Moraes declara falência do modelo eleitoral e critica prioridade de políticos por lives

O ministro Alexandre de Moraes, do Supremo Tribunal Federal (STF), declarou que o modelo eleitoral brasileiro “faliu” e criticou políticos que, segundo ele, se preocupam prioritariamente em “fazer live” em vez de fortalecer as instituições. A declaração foi feita durante um evento em São Paulo, onde defendeu mudanças nas regras eleitorais como caminho para dar mais robustez aos partidos e ao sistema político como um todo.

Na ocasião, Moraes argumentou que o atual formato das campanhas e da representação política não atende mais às demandas da sociedade e que a ênfase em plataformas digitais, como lives, tem desvirtuado o debate público. Para o ministro, a prioridade deveria ser a construção de um ambiente institucional mais sólido, com partidos fortes e capazes de mediar interesses de forma eficaz, em vez de uma relação direta e superficial com o eleitorado.

Defesa de reforma e fortalecimento partidário

A fala de Moraes reforça um diagnóstico já presente em setores do judiciário e da ciência política: o sistema eleitoral vigente, centrado na figura do candidato e no uso intensivo de redes sociais, teria esgotado sua capacidade de gerar governabilidade e representatividade. O ministro defendeu que a reforma política deve mirar o fortalecimento das legendas, que hoje atuam mais como legendas de aluguel do que como agremiações programáticas.

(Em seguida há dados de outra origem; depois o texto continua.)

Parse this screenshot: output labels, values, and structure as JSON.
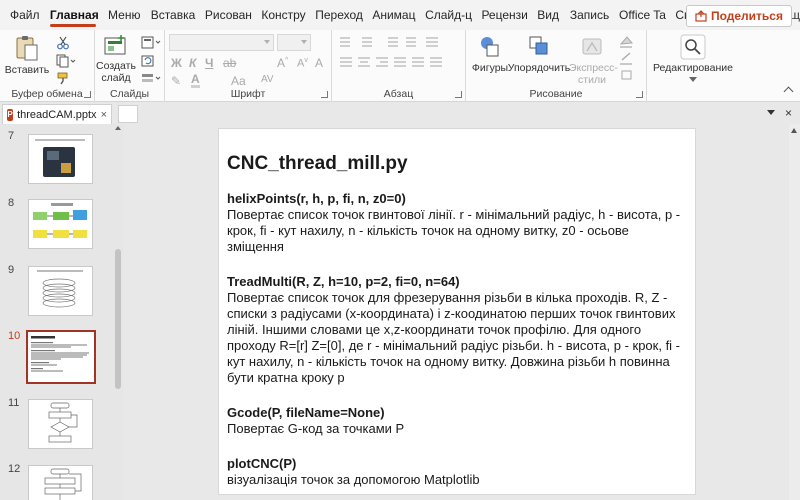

O evento em São Paulo, que reuniu juristas e especialistas, serviu de palco para o ministro detalhar sua visão sobre os riscos da personalização da política. Ele citou que a lógica das lives, embora legítima como ferramenta de comunicação, não substitui o debate estruturado de propostas e a negociação institucional. A crítica, no entanto, não se limitou a um espectro político específico, mas sim a um comportamento generalizado que prioriza a exposição midiática em detrimento da construção de consensos.

Panorama e repercussão

A declaração de Moraes ocorre em um momento de intenso debate sobre os rumos da democracia brasileira e a eficácia das instituições. A discussão sobre reforma política, que inclui temas como distritão, federações partidárias e cláusula de barreira, ganha novos contornos com a manifestação de um dos principais nomes do STF. A fala do ministro também ecoa preocupações de analistas sobre o impacto das redes sociais na qualidade da representação, especialmente em ano eleitoral.

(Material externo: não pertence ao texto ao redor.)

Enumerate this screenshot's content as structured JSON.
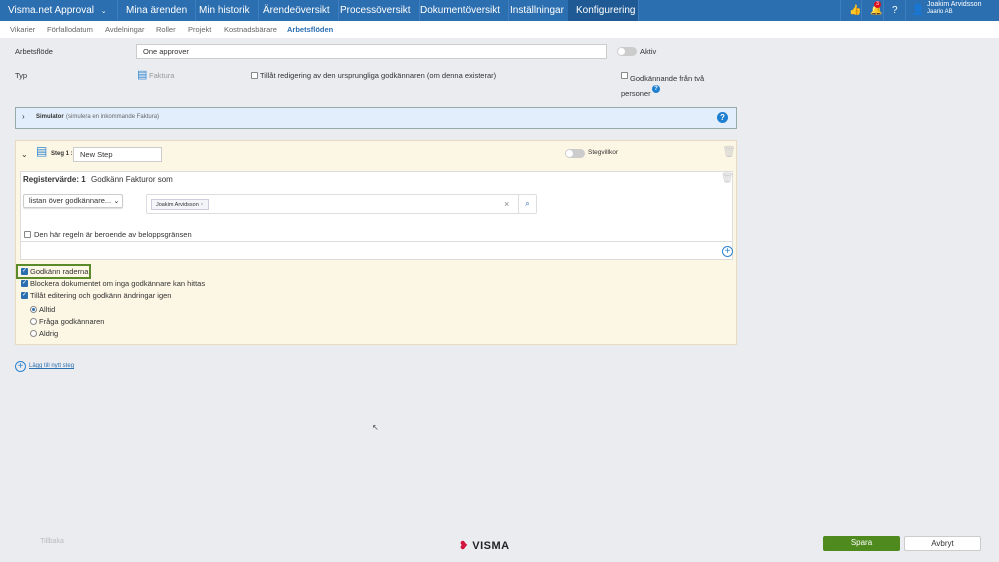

Embora o ministro não tenha apresentado propostas concretas de alteração legislativa, sua manifestação pública sinaliza que o tema deve permanecer na agenda do Supremo e dos poderes constituídos. A crítica à priorização de lives por políticos, em um contexto de crise de confiança nas instituições, aponta para a necessidade de um redesenho do sistema que equilibre a comunicação digital com a solidez partidária.